Craig wants to roll back updates, not restore a list of package selections. He wants to go back to the versions of software that were on his system previous to the update. A list of package selections will not do this.
ie;
I have foo-3.0.1 installed on my system. I upgrade to foo-3.0.2. Restoring a selections list will not downgrade the package because only the package name, 'foo', is represented.
On Fri, Jan 30, 2009 at 2:27 PM, Jack quiet_celt@yahoo.com wrote:
I forgot to tell you how to save and restore for future reference.
Here they are.
To save your installed list do this:
dpkg --get selections | grep -v deinstall > packagestateXXXXXXXX.txt
where XXXXXXXX is the current date. Or use your own convention. The grep -v deinstall removes entries of packages that are marked for removal.

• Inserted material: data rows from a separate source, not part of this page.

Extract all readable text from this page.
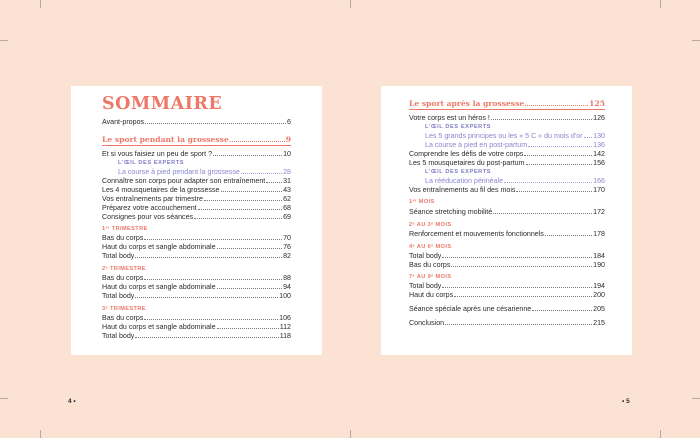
SOMMAIRE
Avant-propos	6
Le sport pendant la grossesse	9
Et si vous faisiez un peu de sport ?	10
L'ŒIL DES EXPERTS
La course à pied pendant la grossesse	28
Connaître son corps pour adapter son entraînement	31
Les 4 mousquetaires de la grossesse	43
Vos entraînements par trimestre	62
Préparez votre accouchement	68
Consignes pour vos séances	69
1ᵉʳ TRIMESTRE
Bas du corps	70
Haut du corps et sangle abdominale	76
Total body	82
2ᵉ TRIMESTRE
Bas du corps	88
Haut du corps et sangle abdominale	94
Total body	100
3ᵉ TRIMESTRE
Bas du corps	106
Haut du corps et sangle abdominale	112
Total body	118
Le sport après la grossesse	125
Votre corps est un héros !	126
L'ŒIL DES EXPERTS
Les 5 grands principes ou les « 5 C » du mois d'or 130
La course à pied en post-partum	136
Comprendre les défis de votre corps	142
Les 5 mousquetaires du post-partum	156
L'ŒIL DES EXPERTS
La rééducation périnéale	166
Vos entraînements au fil des mois	170
1ᵉʳ MOIS
Séance stretching mobilité	172
2ᵉ AU 3ᵉ MOIS
Renforcement et mouvements fonctionnels	178
4ᵉ AU 6ᵉ MOIS
Total body	184
Bas du corps	190
7ᵉ AU 9ᵉ MOIS
Total body	194
Haut du corps	200
Séance spéciale après une césarienne	205
Conclusion	215
4 •	• 5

===============================================================
To later restore them do this:
dpkg --clear-selections dpkg --set-selections < packagestateXXXXXXXX.txt apt-get -u dselect-upgrade --purge
Note this is all commandline stuff and assumes you are logged in as root. Simply prepend "sudo" to each line if you are not root. Note, also this is destructive. I believe it might remove and purge some software not on this list. I've never tried this so proceed at your own risk. Alternatively you could remove the --purge option to not purge any config files on anything it might remove.
There might be a utility out there to do this for you, but I dn't know of it.